Według obecnych regulacji amerykańskie firmy mogą bez ograniczeń sprzedawać zdjęcia satelitarne w rozdzielczości nie lepszej niż 50 cm. Handel obrazami z mniejszym pikselem wymaga odpowiedniej zgody agencji NOAA.
Na razie nie stanowi to większej bariery dla rynku teledetekcji satelitarnej, gdyż najlepszy satelita (WorldView-2) oferuje zdjęcia z pikselem 46 cm. Firma DigitalGlobe pracuje jednak nad aparatem WorldView-3, który będzie w stanie dostarczać zobrazowań nawet z 30-centymetrowym pikselem.
Jak informuje serwis „Federal Times”, szef amerykańskiego wywiadu James Clapper stwierdził podczas niedawnej konferencji GEOINT, że po przeanalizowaniu obowiązujących przepisów oficjele w agencjach wywiadowczych nie widzą przeszkód, by próg 50 cm obniżyć do 25 cm (postulowała to firma DigitalGlobe). Może stać się to albo od razu, albo stopniowo, tj. 40 cm w przyszłym roku i 25 cm w terminie późniejszym.

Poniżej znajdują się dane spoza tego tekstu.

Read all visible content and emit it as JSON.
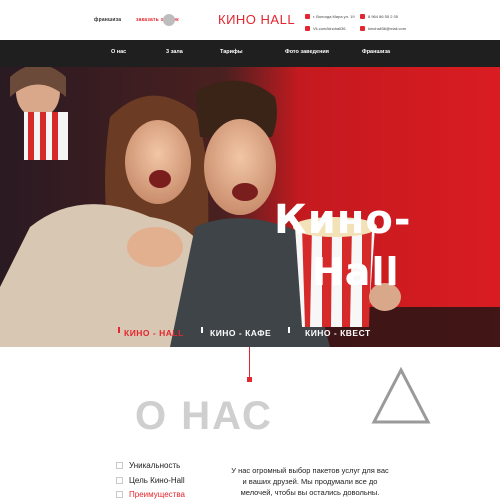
{
  "header": {
    "franchise_link": "франшиза",
    "order_link": "заказать звонок",
    "logo": "КИНО HALL",
    "address": "г. Вологда Мира ул. 19",
    "phone": "8 964 86 55 2 05",
    "vk": "Vk.com/kinohall36",
    "email": "kinohall36@mail.com"
  },
  "nav": {
    "items": [
      "О нас",
      "3 зала",
      "Тарифы",
      "Фото заведения",
      "Франшиза"
    ]
  },
  "hero": {
    "title_line1": "Кино-",
    "title_line2": "Hall",
    "sub_nav": [
      "КИНО - HALL",
      "КИНО - КАФЕ",
      "КИНО - КВЕСТ"
    ]
  },
  "about": {
    "title": "О НАС",
    "list": [
      "Уникальность",
      "Цель Кино-Hall",
      "Преимущества"
    ],
    "text": "У нас огромный выбор пакетов услуг для вас и ваших друзей. Мы продумали все до мелочей, чтобы вы остались довольны."
  },
  "colors": {
    "accent": "#e3262f",
    "nav_bg": "#1f1f1f",
    "about_title": "#cfcfcf"
  }
}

Jak zwracają uwagę przedstawiciele DigitalGlobe, już teraz w Google Earth czy na Bing Maps dostępne są zdjęcia w rozdzielczości nawet 5 cm, tyle że są to obrazy lotnicze. Zniesienie dotychczasowych ograniczeń dla danych satelitarnych będzie więc miało ich zdaniem bardzo pozytywny wpływ dla rynku teledetekcji satelitarnej i pozwoli utworzyć nowe miejsca pracy.